They also have steak and hot pasta, eggs that aren't green, showers, barber shops and chicks. Buttons, lots of pretty buttons. Some fellas actually prefer the accommodations to being home. It's them submarine dudes I pity the most. Stuck in a beer can with no windows.
Probably don't worry much about the weather on an aircraft carrier either. Those boats are humongous. My Dad was on a destroyer in WWII and he told me how bad it got when they got hit by a typhoon in the Pacific.
I was on an LST once, has cranes on each side of the bridge to load and offload cargo. Some squid told me they are designed to break free and fall off into the ocean if the ship rolls more than 40° with the idea being the ship would roll back the other way and drop the other one and make it less top heavy. We were rocking and rolling in the Pacific one night, not sure how close we came to losing the cranes but I bet it was close. Lots of pansies puking that night.

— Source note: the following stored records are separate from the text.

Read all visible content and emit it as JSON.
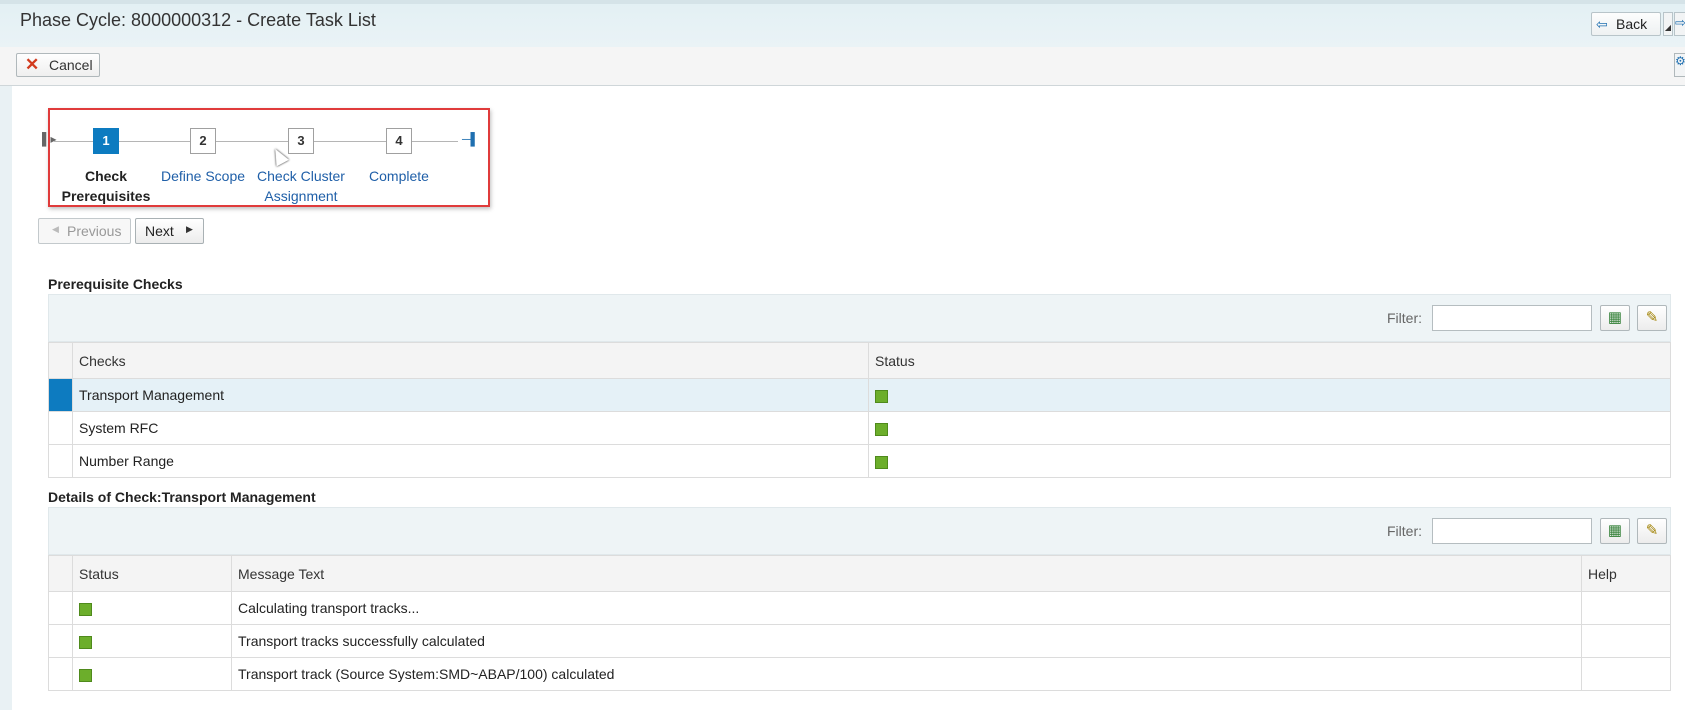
{
  "header": {
    "title": "Phase Cycle: 8000000312 - Create Task List",
    "back_label": "Back"
  },
  "toolbar": {
    "cancel_label": "Cancel"
  },
  "roadmap": {
    "steps": [
      {
        "number": "1",
        "label": "Check Prerequisites",
        "active": true
      },
      {
        "number": "2",
        "label": "Define Scope",
        "active": false
      },
      {
        "number": "3",
        "label": "Check Cluster Assignment",
        "active": false
      },
      {
        "number": "4",
        "label": "Complete",
        "active": false
      }
    ]
  },
  "navigation": {
    "previous_label": "Previous",
    "next_label": "Next"
  },
  "prereq": {
    "title": "Prerequisite Checks",
    "filter_label": "Filter:",
    "filter_value": "",
    "columns": [
      "Checks",
      "Status"
    ],
    "rows": [
      {
        "check": "Transport Management",
        "status": "green",
        "selected": true
      },
      {
        "check": "System RFC",
        "status": "green",
        "selected": false
      },
      {
        "check": "Number Range",
        "status": "green",
        "selected": false
      }
    ]
  },
  "details": {
    "title": "Details of Check:Transport Management",
    "filter_label": "Filter:",
    "filter_value": "",
    "columns": [
      "Status",
      "Message Text",
      "Help"
    ],
    "rows": [
      {
        "status": "green",
        "message": "Calculating transport tracks...",
        "help": ""
      },
      {
        "status": "green",
        "message": "Transport tracks successfully calculated",
        "help": ""
      },
      {
        "status": "green",
        "message": "Transport track (Source System:SMD~ABAP/100) calculated",
        "help": ""
      }
    ]
  },
  "colors": {
    "accent": "#0d7bc0",
    "status_ok": "#6cae2b",
    "highlight_border": "#e03b3b"
  }
}
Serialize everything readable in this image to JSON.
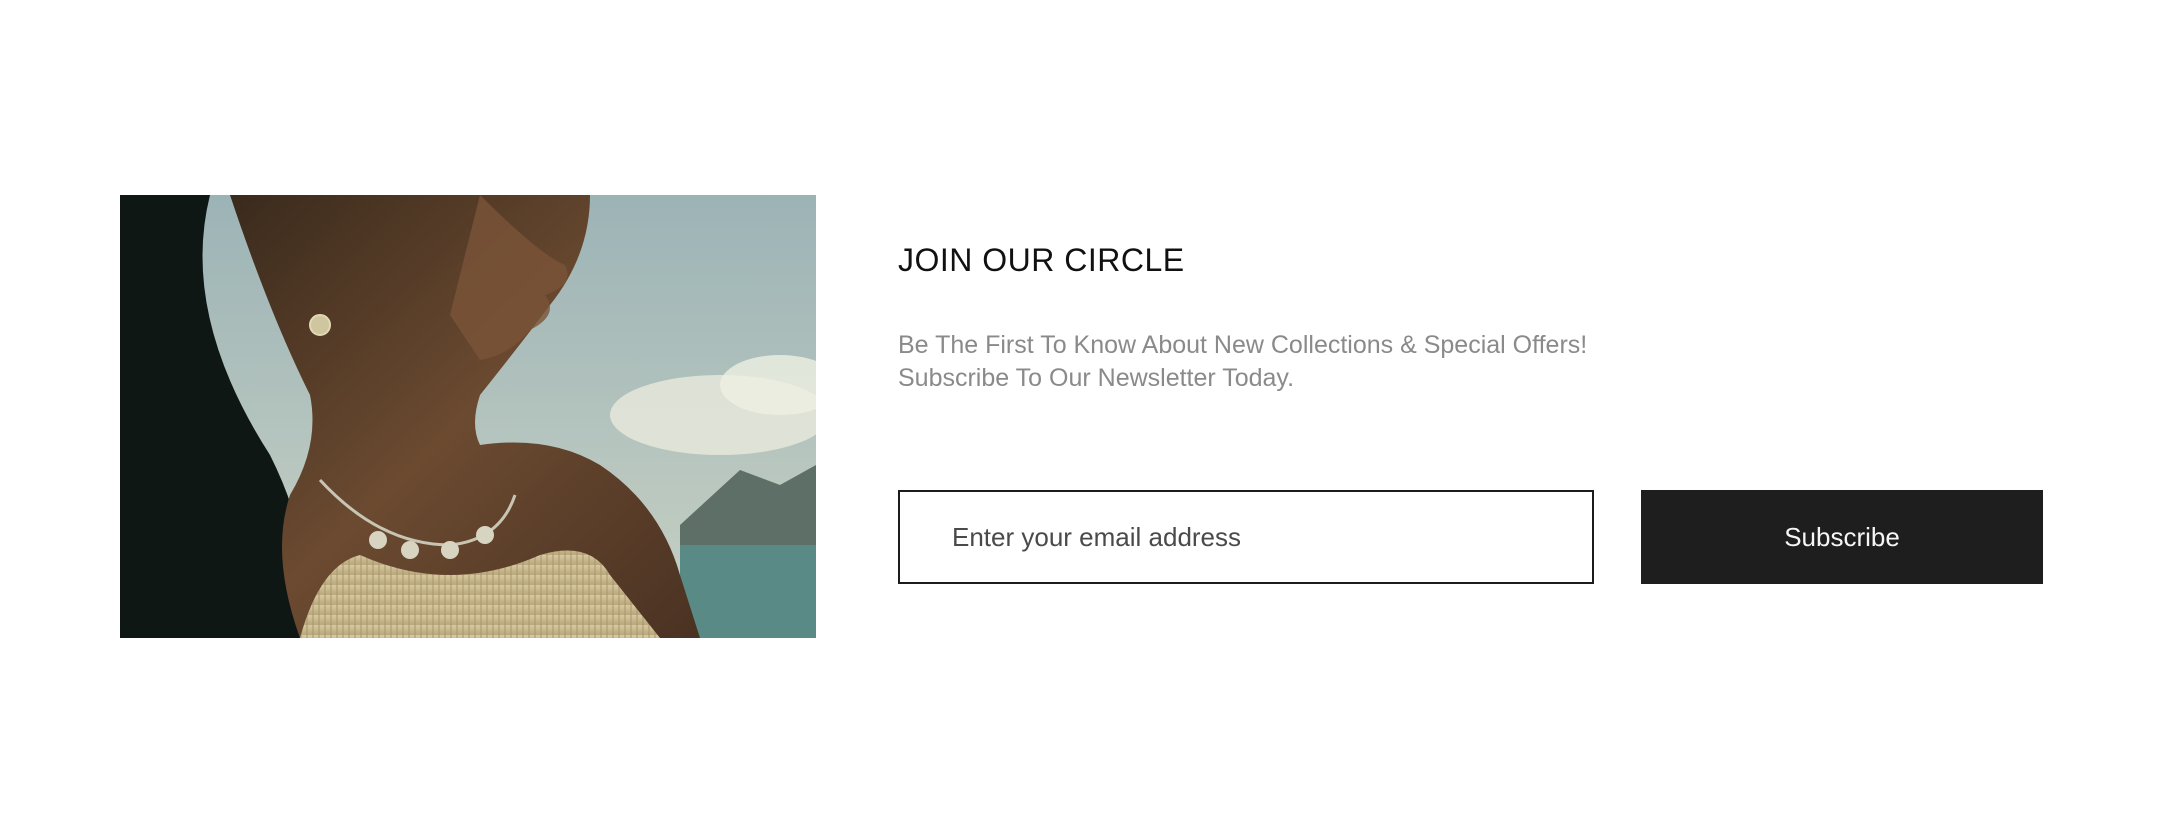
{
  "newsletter": {
    "heading": "JOIN OUR CIRCLE",
    "subtext_line1": "Be The First To Know About New Collections & Special Offers!",
    "subtext_line2": "Subscribe To Our Newsletter Today.",
    "email_placeholder": "Enter your email address",
    "email_value": "",
    "subscribe_label": "Subscribe"
  },
  "image": {
    "subject": "woman wearing necklace and sun earring",
    "icon": "hero-photo"
  },
  "colors": {
    "heading": "#111111",
    "subtext": "#8a8a8a",
    "button_bg": "#1e1e1e",
    "button_text": "#f5f5f5",
    "input_border": "#1c1c1c",
    "background": "#ffffff"
  }
}
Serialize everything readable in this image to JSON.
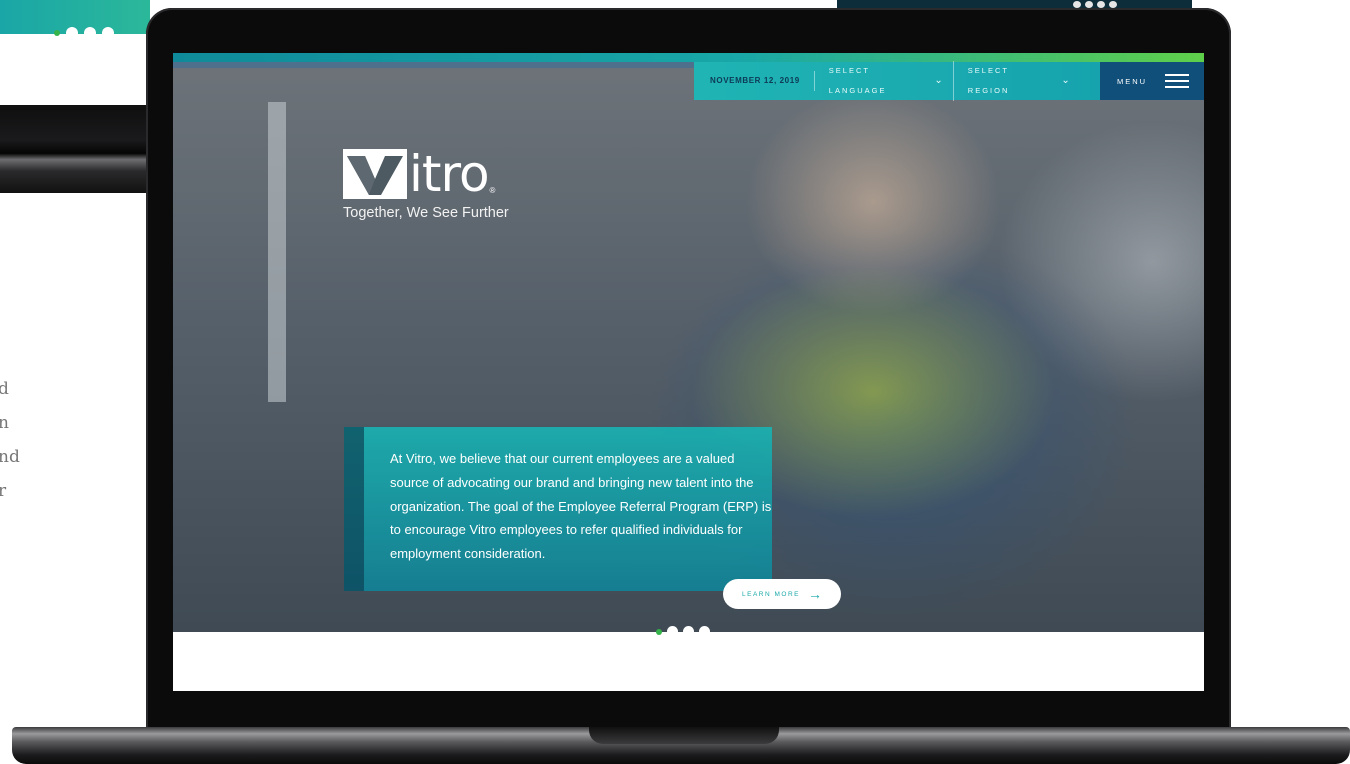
{
  "nav": {
    "date": "NOVEMBER 12, 2019",
    "language_label": "SELECT LANGUAGE",
    "region_label": "SELECT REGION",
    "menu_label": "MENU"
  },
  "logo": {
    "word": "itro",
    "registered": "®",
    "tagline": "Together, We See Further"
  },
  "hero": {
    "body": "At Vitro, we believe that our current employees are a valued source of advocating our brand and bringing new talent into the organization. The goal of the Employee Referral Program (ERP) is to encourage Vitro employees to refer qualified individuals for employment consideration.",
    "cta_label": "LEARN MORE",
    "cta_arrow": "→",
    "slides": 4,
    "active_slide": 1
  },
  "background": {
    "text_fragments": [
      "d",
      "n",
      "nd",
      "r"
    ]
  },
  "colors": {
    "teal": "#1aa8a8",
    "navy": "#0f4f7a",
    "green": "#36b34a"
  },
  "icons": [
    "chevron-down-icon",
    "hamburger-menu-icon",
    "arrow-right-icon"
  ]
}
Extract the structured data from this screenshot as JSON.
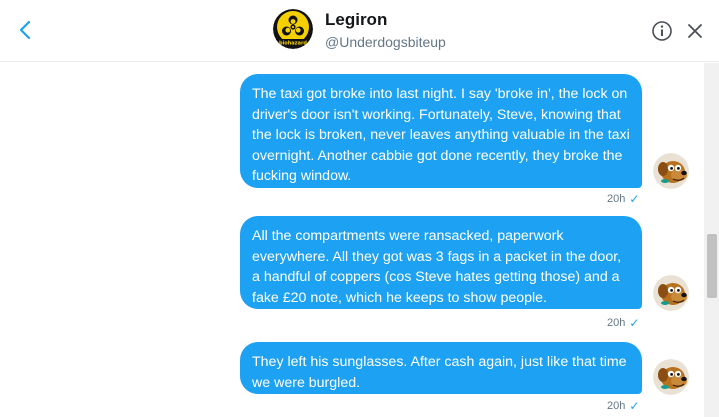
{
  "header": {
    "title": "Legiron",
    "handle": "@Underdogsbiteup",
    "avatar_text": "biohazard"
  },
  "messages": [
    {
      "text": "The taxi got broke into last night. I say 'broke in', the lock on driver's door isn't working. Fortunately, Steve, knowing that the lock is broken, never leaves anything valuable in the taxi overnight. Another cabbie got done recently, they broke the fucking window.",
      "time": "20h"
    },
    {
      "text": "All the compartments were ransacked, paperwork everywhere. All they got was 3 fags in a packet in the door, a handful of coppers (cos Steve hates getting those) and a fake £20 note, which he keeps to show people.",
      "time": "20h"
    },
    {
      "text": "They left his sunglasses. After cash again, just like that time we were burgled.",
      "time": "20h"
    }
  ],
  "colors": {
    "bubble": "#1da1f2",
    "read_check": "#1da1f2",
    "meta_text": "#657786"
  },
  "icons": {
    "back": "chevron-left-icon",
    "info": "info-icon",
    "close": "close-icon",
    "read": "checkmark-icon"
  }
}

Dea Dead on Halloween Run. The stipend was never enough to cover anything after uniforms replacement, etc. my family often provided me with 200-300 a month to cover incidentals, etc.
Well I doubt when the rules defining amateurism were written that they considered the service academies. So exemptions. I get the feeling you don't like exemptions but it seems to work.
Not at all. An exemption is for some kid that has a job in the community or at the bookstore or Uncle Joe's barber shop. When these men and women sign away years of their life to serve the nation that isn't an exemption. The fact that they get paid is irrelevant, what gets lost is the commitment, the sacrifice, sports and "amateur status" takes a back seat. If you don't understand then nothing I can say will help you.
This I know to be true. There are limitations on how much they work, how they get paid, how much they get paid, what time of year it is, etc... and the employer has to fill out a bunch of paperwork for the NCAA. Obviously, the armed services thing is a whole different animal I would think. More times than not, these guys don't do much work anyhow. They kind of just show up for a couple of hours a day, stay out of sight, and eat popsicles .. Occasionally you get one that likes to work though.